The difference between making a personal insult (the key word here is personal), and arguing why something in aggregate should or should not exist are completely separate issues. However, in the world of identity politics these two are inseparable.

> Or nothing that he said should have insulted anyone and therefore should not have consequences.

Or, let's listen to the whole conversation and not a rage-bait excerpt, and see if it was what you say it was.

> If you can't find quotes in context made by Kirk that people would find insulting, then that is a search issue.

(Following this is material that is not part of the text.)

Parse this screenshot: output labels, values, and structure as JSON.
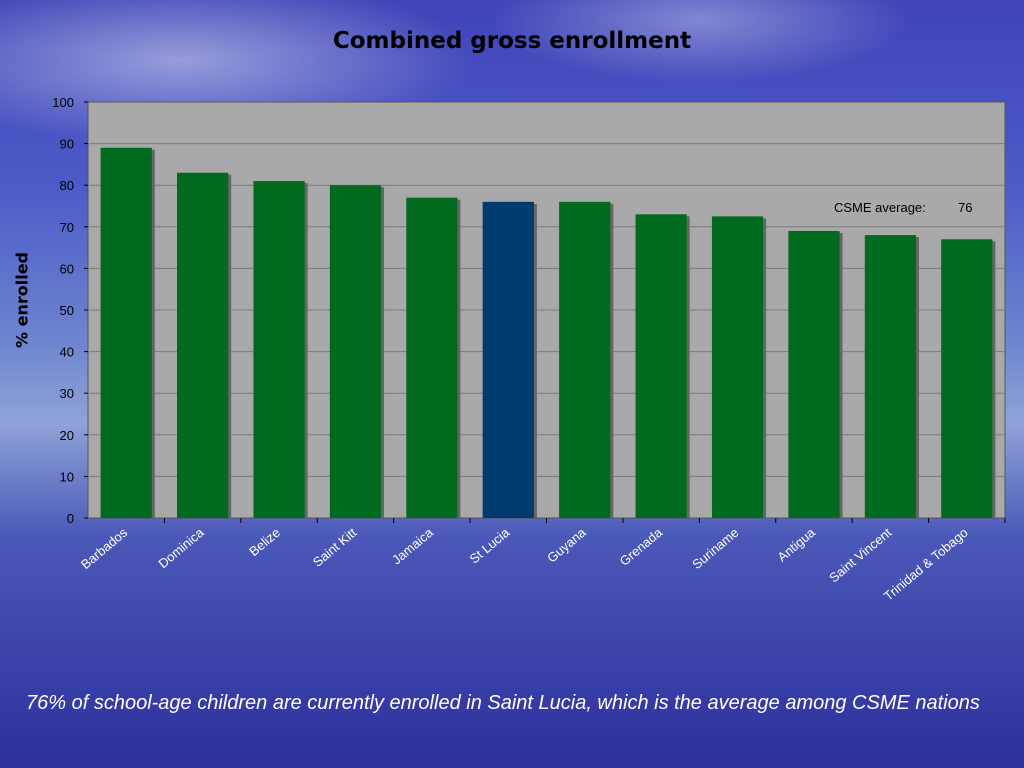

Arguing ideas is not an insult. If you believe that any challenge to any claim is an insult, then it basically kills any sort of discourse unless the point made is in full agreement with your beliefs.

logicalmind|5 months ago

The amount of mental gymnastics you're doing here is impressive.

Your current iteration is trying to differentiate between insulting a person (ie. the ugly wife) and insulting people in aggregate. And arguing that ideas about an aggregate is not insulting a person, and therefore, the aggregate cannot be insulted or offended.

Then you jump to a logical fallacy that if you challenging some ideas is offensive, then challenging all ideas is offensive.

You do realize that co-workers discussing whether we should use AWS or Azure as our cloud provider could be a rich debate on the topic. But is highly unlikely to result in someone becoming offended and evenly less likely to result in some form of violence.

But this is altogether different from other kinds of ideas. We can discuss ideas along the same topic and at some point we transition from rational debate to offense. We can start with the idea that people with blue eyes are fundamentally different than those with other eye colors. That's not too offensive. Let's take it further, people with blue eyes are inferior to all other eye colors. This might offends some people. What about, people with blue eye color are so inferior that we should expel them to "blue-eyed people island". How about, people with blue eyes are so inferior that they would be better off as slaves for people of other eye colors.

What if I went on a tour across the country to debate blue-eyed people on the topic. Did I incite any violence? Did my ideas offend any aggregate? Would you be surprised if my ideas resulted in violence against me?

If you replace "blue eyes" with other things, you can see the number and ferocity of the aggregate changes depending on the topic at hand. Your ideas are so provably contradictory to the ways of the world that I don't understand how this isn't obvious to you. Wars have been waged over the idea that one religion is superior/inferior to another. Galileo was imprisoned for his idea that planets revolved around the sun. I can go on and on.